Regia di David Cronenberg vedi scheda film
Non lo so nemmeno io come ho fatto a non addormentarmi durante la visione di questo film. Dispiace notare che anche David Cronenberg come Dario Argento sia caduto nel baratro della sua stessa fama tanto da non riuscire più ad emergere con un buon film che rievochi i tempi d’oro del suo cinema. Infatti, dopo una mezza schifezza (pura opinione personale e sono pure generosa) come “A dangerous method” (che sfruttò la figura e le affascinanti teorie di Freud per raccontare una squallida storia d’amore) ecco che sforna una schifezzona ben peggiore: "Cosmopolis" (alias, “boiata di dimensioni cosmiche”) un’opera decisamente inutile, delirante e priva di trama il cui vero soggetto è una narrazione farraginosa e logorroica fino all’estremo che annoia anche più di una vecchietta di novant’anni che racconta per l’ennesima volta ai nipoti le sue memorie di quando era ragazza.
Perle di saggezza ed aforismi sparati a casaccio sul sesso, ma soprattutto sui meccanismi oscuri dell’alta finanza e sul capitalismo non bastano a fare la qualità di un film che tenta maldestramente la strada del thriller psicologico rivelandosi invece piatto, monotono, pretenzioso e pure volgarotto. Dov’è la reale tensione sentita da alcuni in tutto questo? Nelle scene in cui il personaggio interpretato da Robert Pattinson sembra così inesperto e smarrito da non sapere neppure lui quale sia lo scopo della sua vita cosicché proietta la propria insicurezza nei suoi incontri con uomini e donne che parlano, parlano e parlano con lo scopo di insegnargli qualcosa (le donne gli fanno addirittura da geishe ad un certo punto)? O nelle scene in cui non fa che copulare come un riccio lamentandosi poi con tutti della sua prostrata asimmetrica? No, perché a parte la parte finale in cui lui lascia trasparire quanto tema il suo potenziale assassino, di tensione non ce n’è proprio. Ci sono solo lunghi ed estenuanti dialoghi che perdurano per il 90% della pellicola (il che è veramente troppo!) prendendo per giunta tutti luogo all’interno di una macchina e che dopo un po’ fanno venir voglia di fumare anche a quello spettatore che non ha mai fumato in vita sua e che durante la visione, non può fare altro che pregare e sperare che la tortura finisca presto e che il film stupisca cambiando tono e trasformandosi in qualcosa di diverso e di decente anche se poi non succede perché continua a non esserci alcuna trama, solo conversazioni e sempre e solo nella macchina...

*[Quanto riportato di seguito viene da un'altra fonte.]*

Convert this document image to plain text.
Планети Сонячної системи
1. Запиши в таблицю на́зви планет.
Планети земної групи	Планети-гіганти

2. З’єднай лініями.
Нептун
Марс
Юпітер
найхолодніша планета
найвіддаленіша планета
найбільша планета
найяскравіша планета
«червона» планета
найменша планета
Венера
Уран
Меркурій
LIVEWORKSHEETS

A nulla vale neppure il subdolo intellettualismo di contorno perché è inserito in uno scenario troppo monocorde, metaforico e confusionario incapace di approfondire quel poco che racconta ed incapace di dargli vigore e spessore. Il ritmo è fiacco, la sceneggiatura inesistente, le dinamiche narrative ridondanti ed i lineamenti sgraziati e squadrati del volto di Pattinson - che qui sembra si riesca a togliere definitivamente di dosso l’etichetta di attorino-icona del cinema commerciale – sui quali indugia con una certa insistenza la telecamera, diventano disturbanti già dopo i primi venti minuti. Lui in realtà non se la cava male perché sembra migliorato e finalmente dimostra di saper recitare davvero e riesce perfino a sfoggiare una sufficiente dose di espressività facciale (avvenimento inedito per lui!), ma in questo film appare fuori posto ed è comunque il più sopravvalutato sex symbol della storia del cinema!
Un film in definitiva brutto ed asfissiante, a mio avviso bocciato su tutta la linea e che nemmeno la presenza di una sempre efficace Juliette Binoche ha potuto almeno parzialmente salvare. Un disastro, una vera delusione per chi ha amato il vecchio cinema di Cronenberg.